Simple Django template tag to get the image URL for a photologue photo by slug.

README

This gist is just a simple Django template tag that will output the display
URL for a photologue photo looked up by slug.  This satisfies my need for using
Photologue simple as an admin interface to managing photos that I'm including
in flatpages.

Usage
=====

Just put photos.py in your templatetags directory.  Make sure photologue
is installed, then create a new photo object.

Optionally, you can install the modified change_form.html admin view below to
change the 'view on site' link to link directly to the image.
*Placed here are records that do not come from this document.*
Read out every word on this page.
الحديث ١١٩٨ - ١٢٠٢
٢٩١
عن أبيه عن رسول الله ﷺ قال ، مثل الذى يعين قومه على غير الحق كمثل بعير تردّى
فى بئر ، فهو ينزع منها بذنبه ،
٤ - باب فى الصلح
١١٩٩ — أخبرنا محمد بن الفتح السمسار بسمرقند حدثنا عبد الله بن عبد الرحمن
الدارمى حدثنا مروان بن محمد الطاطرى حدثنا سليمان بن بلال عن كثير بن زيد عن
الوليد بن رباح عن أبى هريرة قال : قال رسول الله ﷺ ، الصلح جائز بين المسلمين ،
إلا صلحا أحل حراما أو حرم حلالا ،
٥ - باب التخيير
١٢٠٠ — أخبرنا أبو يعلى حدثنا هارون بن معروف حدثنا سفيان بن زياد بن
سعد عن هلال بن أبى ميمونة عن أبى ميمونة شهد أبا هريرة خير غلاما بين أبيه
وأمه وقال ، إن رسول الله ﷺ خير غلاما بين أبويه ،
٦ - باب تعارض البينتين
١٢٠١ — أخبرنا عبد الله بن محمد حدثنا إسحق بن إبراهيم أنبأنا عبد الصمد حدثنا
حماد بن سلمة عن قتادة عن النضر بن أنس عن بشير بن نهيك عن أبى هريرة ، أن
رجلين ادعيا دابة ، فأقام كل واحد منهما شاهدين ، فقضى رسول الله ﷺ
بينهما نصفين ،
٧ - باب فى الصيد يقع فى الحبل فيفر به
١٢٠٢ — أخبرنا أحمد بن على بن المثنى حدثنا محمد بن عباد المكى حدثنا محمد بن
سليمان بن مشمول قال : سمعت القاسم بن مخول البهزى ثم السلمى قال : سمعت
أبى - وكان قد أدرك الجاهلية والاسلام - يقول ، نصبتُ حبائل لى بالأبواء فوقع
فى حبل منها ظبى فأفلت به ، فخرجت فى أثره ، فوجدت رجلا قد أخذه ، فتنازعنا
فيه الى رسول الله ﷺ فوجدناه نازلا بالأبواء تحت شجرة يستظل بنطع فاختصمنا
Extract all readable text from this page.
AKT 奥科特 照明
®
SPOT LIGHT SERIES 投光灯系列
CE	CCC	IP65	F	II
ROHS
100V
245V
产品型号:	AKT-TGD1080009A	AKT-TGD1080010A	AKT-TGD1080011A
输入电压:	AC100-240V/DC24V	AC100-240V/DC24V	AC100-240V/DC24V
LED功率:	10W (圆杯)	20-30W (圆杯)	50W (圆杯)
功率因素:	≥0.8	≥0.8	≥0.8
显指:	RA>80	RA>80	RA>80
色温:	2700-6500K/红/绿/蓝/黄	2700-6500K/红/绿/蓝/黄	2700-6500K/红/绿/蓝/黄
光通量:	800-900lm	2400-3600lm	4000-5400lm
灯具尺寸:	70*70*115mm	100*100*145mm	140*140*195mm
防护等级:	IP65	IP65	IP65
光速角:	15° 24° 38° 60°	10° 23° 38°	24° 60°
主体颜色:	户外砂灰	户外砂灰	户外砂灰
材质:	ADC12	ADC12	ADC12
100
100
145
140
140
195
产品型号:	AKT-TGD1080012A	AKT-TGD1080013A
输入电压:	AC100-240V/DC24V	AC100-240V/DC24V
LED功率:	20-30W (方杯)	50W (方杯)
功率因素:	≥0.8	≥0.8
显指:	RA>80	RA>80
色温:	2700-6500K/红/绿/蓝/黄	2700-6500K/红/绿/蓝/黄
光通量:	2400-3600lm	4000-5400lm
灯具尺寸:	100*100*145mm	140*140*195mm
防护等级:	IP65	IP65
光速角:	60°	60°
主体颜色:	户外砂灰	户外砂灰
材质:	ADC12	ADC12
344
Display your photo within a template with the following:

{% load photos %}

...

{% photo_url "photo_slug" %}

change_form.html

<!-- stick this in templates/admin/photologue/photo if you want
     to bypass using any of the photologue templates.  This will just
     change the 'view on site' link in the admin change view to link
     directory to the display url.  -->

{% extends "admin/change_form.html" %}
{% load i18n %}
{% block object-tools %}
{% if change %}{% if not is_popup %}
  <ul class="object-tools">
    <li><a href="history/" class="historylink">{% trans "History" %}</a></li>
    <li><a href="{{ original.get_display_url }}" class="viewsitelink">{% trans "View on site" %}</a>
        </li>
  </ul>
{% endif %}{% endif %}
{% endblock %}

photos.py

from django import template
from django.db import models
from photologue.models import Photo

register = template.Library()
Photo = models.get_model('photologue', 'photo')

def photo_url(format_string):
    """Tries to load the appropriate Photologue Photo object by slug, and outputs
       the url to the display image.  If photo is not found, then returns an empty
       string."""
    try:
        photo = Photo.objects.get(title_slug=format_string, is_public=True)
        return photo.get_display_url()
    except Photo.DoesNotExist:
        return ''

register.simple_tag(photo_url)